New Chip-Based Laser Gyroscope Measures Earth's Rotation

An image of Earth from orbit. Blue ocean and swirling white clouds are seen.

Gyroscopes have been indispensable tools for navigation and measurement for many decades.

Early gyroscopes were not much different than spinning tops, but the technology has advanced so much over the years that the modern gyroscope no longer resembles a child's toy. Today, there are two kinds in widespread use: optical gyroscopes, which are extremely sensitive but also expensive, and microelectromechanical system (MEMS) gyroscopes, which are inexpensive and easy to manufacture, but much less sensitive to rotation.

Optical gyroscopes are used in applications such as aircraft navigation systems, while MEMS gyroscopes are found in devices like smart phones. For the last few decades, researchers have wondered whether it would be possible to bridge the gap between these two technologies and create a new type of gyroscope that combines the precision of laser gyroscopes with the ease of manufacture of MEMS gyroscopes. Now, Caltech scientists have developed an optical gyroscope that marries some of the best characteristics of each into one device.

In a new paper published in Nature Photonics, Kerry Vahala (BS '80, MS '81, PhD '85), Caltech's Ted and Ginger Jenkins Professor of Information Science and Technology and Applied Physics, describes a laser gyroscope his lab built from a piece of silicon-based material in much the same way that MEMS devices are manufactured. The new type of gyroscope has achieved something considered a benchmark for gyroscopes: the ability to measure the rotation of the earth.

"For more than 20 years, researchers have speculated about placing optical gyroscopes onto a chip very much like the highly successful MEMS gyroscopes. But until recently, there have been very few compelling experiments," Vahala says.

That started to change about a decade ago because of dramatic progress in improving the performance of silicon-chip-based optical resonators and waveguides. Those developments are now starting to pay off.

All optical gyroscopes, including the one developed by Vahala, make use of something known as the Sagnac effect to measure rotation. Two light waves traveling in opposite directions around a ring-like path will have equal propagation times. However, when the path rotates, the time to reach a specific point on the rotating path will be different for each wave. This difference provides a measure of the rate of rotation and can be determined very precisely by measuring the interference between the two light waves.

There are two versions of optical gyroscope. In a laser gyroscope, the ring-shaped path consists of a series of discrete mirrors off of which the light bounces. Fiber optical gyroscopes, on the other hand, use a spool of fiber optic cable that can be hundreds or even thousands of meters long.

In Vahala's gyroscope, the pathway is a circular silica disk, and the laser light is generated by high frequency vibrations in the disk through a process called stimulated Brillouin scattering.

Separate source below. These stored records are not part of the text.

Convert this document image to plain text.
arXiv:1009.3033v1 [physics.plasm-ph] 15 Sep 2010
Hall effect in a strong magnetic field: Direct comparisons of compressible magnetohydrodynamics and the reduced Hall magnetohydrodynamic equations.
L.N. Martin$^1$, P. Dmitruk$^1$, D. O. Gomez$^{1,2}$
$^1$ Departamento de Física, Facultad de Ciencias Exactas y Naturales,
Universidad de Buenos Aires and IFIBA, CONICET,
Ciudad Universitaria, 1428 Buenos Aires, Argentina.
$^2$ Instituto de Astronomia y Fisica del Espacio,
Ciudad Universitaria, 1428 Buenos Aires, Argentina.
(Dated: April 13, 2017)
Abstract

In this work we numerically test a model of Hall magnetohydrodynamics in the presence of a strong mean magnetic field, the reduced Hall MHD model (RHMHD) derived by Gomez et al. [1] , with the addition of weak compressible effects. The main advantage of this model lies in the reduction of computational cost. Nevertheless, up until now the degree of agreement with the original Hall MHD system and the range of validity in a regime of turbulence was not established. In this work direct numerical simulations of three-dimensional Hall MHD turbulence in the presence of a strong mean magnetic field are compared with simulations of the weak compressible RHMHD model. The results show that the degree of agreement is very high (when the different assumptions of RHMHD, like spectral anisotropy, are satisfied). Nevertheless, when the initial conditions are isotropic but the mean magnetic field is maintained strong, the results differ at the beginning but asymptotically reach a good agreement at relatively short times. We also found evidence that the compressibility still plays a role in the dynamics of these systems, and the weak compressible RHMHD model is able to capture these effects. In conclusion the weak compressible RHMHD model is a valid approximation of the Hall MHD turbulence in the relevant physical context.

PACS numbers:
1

Although the shorter light path in Vahala's gyroscope helps to keep the device smaller, it could also result in lower sensitivity. To make up for that, the light is "recycled," says Yu-Hung Lai, co-author on the paper. "The light is allowed to circulate around the path again and again, creating a stronger Sagnac effect and greater sensitivity to rotation."

"Also, the Brillouin laser action magnifies this sensitivity even further by compensating for optical loss in the disk," notes Myoung-Gyun Suh, who is also a co-author on the paper.

In addition to such a gyroscope's potential for improved sensitivity relative to MEMS gyroscopes, such a system would have no moving parts and could be very resilient to vibrations and shocks. That resiliency is, in fact, one of the key reasons for interest in chip-scale optical gyroscopes, as their ultimate physical size will likely be larger than MEMS devices.

Vahala says that ability to measure the earth's rotation is an interesting benchmark for chip-scale gyroscopes. It is also a rate that is quite low, which makes it a challenge to measure. To illustrate how low it is, he imagines an ice skater spinning on one skate, but making one full turn once a day.

Vahala says his lab will continue studying these devices, and that preliminary experimental evidence suggests they can be made considerably more sensitive.

"We'd like to improve performance by a factor of 10- to 100," he says. "At that point, these devices would exceed the performance of the majority of MEMS gyroscopes. In theory, this is possible because traditional optical gyroscopes offer performance that is many orders better than MEMS devices."

The paper describing the research, titled, "Earth rotation measured by a chip-scale ring laser gyroscope," appeared in the February 17 issue of Nature Photonics. Co-authors include graduate students Boqiang Shen (MS '18) and Heming Wang; postdoctoral scholar Qi-Fan Yang (MS '16, PhD '19); and Yu-Hung Lai (MS '16, PhD '19), Myoung-Gyun Suh (MS '14, PhD '17), Yu-Kun Lu, Jiang Li (MS '12, PhD '13), Seung Hoon Lee, and Ki Youl Yang (MS '12, PhD '18), all formerly of Caltech.

Funding for the research was provided by the Defense Advanced Research Projects Agency (DARPA).